Siren opens with the incident that will set the seal on the rest of Róisín’s life: the murder of a soldier – a ‘legitimate target’ in Lonergan’s parlance – who she has unwittingly helped to lure into a trap. Mousey and shy, Róisín is flattered when she’s picked out by the brash, sophisticated new girl in her class who invites her on a night out, unaware that she’s being used. When Dolores’ face appears as a photofit on the front pages of the newspapers after the atrocity, Róisín is terrified that she’ll be identified too but no one remembers the nondescript friend dancing at the discotheque. Soon Lonergan comes calling, demanding another job but this time offering a way out once it’s done. Before she makes her escape, Róisín is witness to another atrocity and it is in the hope of doing justice for this that she takes herself off to Lamb Island, decades later, where Lonergan has a house from which he conducts his dodgy business dealings. An ill-judged, drunken email sent late one night before she left New York has alerted him to her plans and there’s a reception committee: Theo the Dutchman – all silky charm – and Boyle the creepy voyeur, only too willing to keep an eye on Róisín for Lonergan.

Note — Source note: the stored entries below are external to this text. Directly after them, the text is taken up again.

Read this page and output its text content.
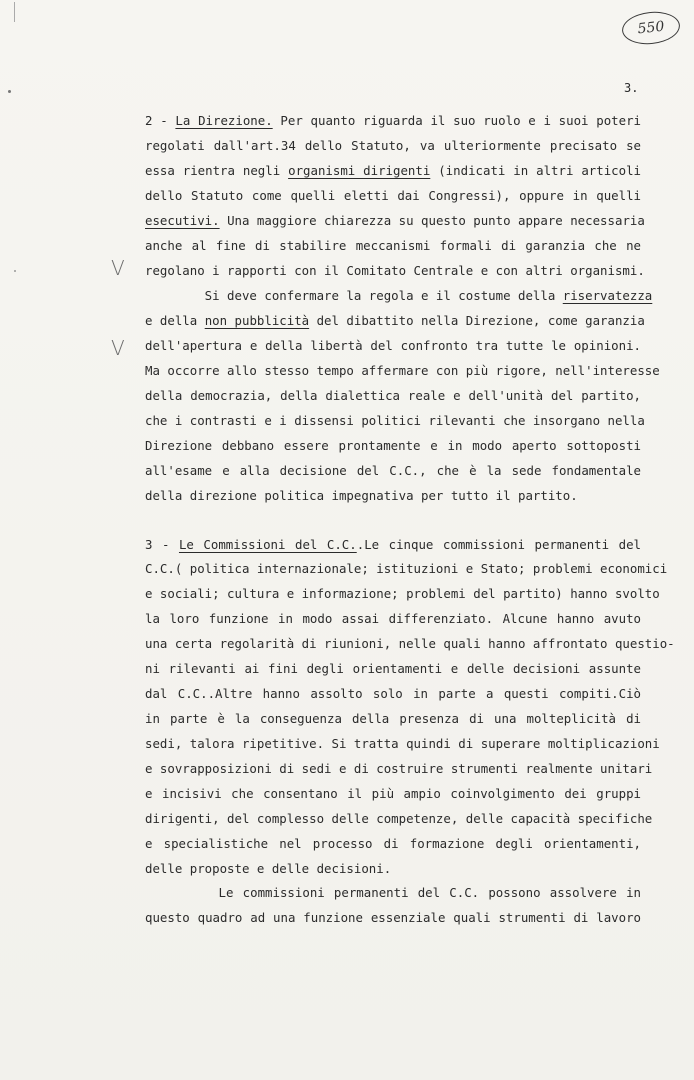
550
3.
V
V
2 - La Direzione. Per quanto riguarda il suo ruolo e i suoi poteri
regolati dall'art.34 dello Statuto, va ulteriormente precisato se
essa rientra negli organismi dirigenti (indicati in altri articoli
dello Statuto come quelli eletti dai Congressi), oppure in quelli
esecutivi. Una maggiore chiarezza su questo punto appare necessaria
anche al fine di stabilire meccanismi formali di garanzia che ne
regolano i rapporti con il Comitato Centrale e con altri organismi.
Si deve confermare la regola e il costume della riservatezza
e della non pubblicità del dibattito nella Direzione, come garanzia
dell'apertura e della libertà del confronto tra tutte le opinioni.
Ma occorre allo stesso tempo affermare con più rigore, nell'interesse
della democrazia, della dialettica reale e dell'unità del partito,
che i contrasti e i dissensi politici rilevanti che insorgano nella
Direzione debbano essere prontamente e in modo aperto sottoposti
all'esame e alla decisione del C.C., che è la sede fondamentale
della direzione politica impegnativa per tutto il partito.
3 - Le Commissioni del C.C..Le cinque commissioni permanenti del
C.C.( politica internazionale; istituzioni e Stato; problemi economici
e sociali; cultura e informazione; problemi del partito) hanno svolto
la loro funzione in modo assai differenziato. Alcune hanno avuto
una certa regolarità di riunioni, nelle quali hanno affrontato questio-
ni rilevanti ai fini degli orientamenti e delle decisioni assunte
dal C.C..Altre hanno assolto solo in parte a questi compiti.Ciò
in parte è la conseguenza della presenza di una molteplicità di
sedi, talora ripetitive. Si tratta quindi di superare moltiplicazioni
e sovrapposizioni di sedi e di costruire strumenti realmente unitari
e incisivi che consentano il più ampio coinvolgimento dei gruppi
dirigenti, del complesso delle competenze, delle capacità specifiche
e specialistiche nel processo di formazione degli orientamenti,
delle proposte e delle decisioni.
Le commissioni permanenti del C.C. possono assolvere in
questo quadro ad una funzione essenziale quali strumenti di lavoro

From its superbly dramatic opening, Siren had me in its grip. Neary takes her time revealing Róisín’s past, leaking small details into her narrative and occasionally bringing her readers up short. Róisín is cleverly drawn, her teenage naiveté making her the perfect prey for Lonergan, as is Boyle with his sinister references to the previous occupant of Róisín’s rented bungalow. Neary’s writing is sharp and clean, often vivid in its intensity, coupled with an astute psychological insight. When I was reading it I was reminded a little of Lionel Shriver’s Ordinary Decent Criminals, published long before We Need to Talk about Kevin brought her fame but, for me, a much better book. Obviously, Siren’s ending is out-of-bounds as far as this review’s concerned but it’s a satisfying one. Altogether a smart, stylish piece of writing – far pithier than either Attica Locke’s Pleasantville or S J Bolton’s Second Life, both recent ventures into thriller territory for me, and all the better for it. I’ll be interested to see what Neary comes up with next.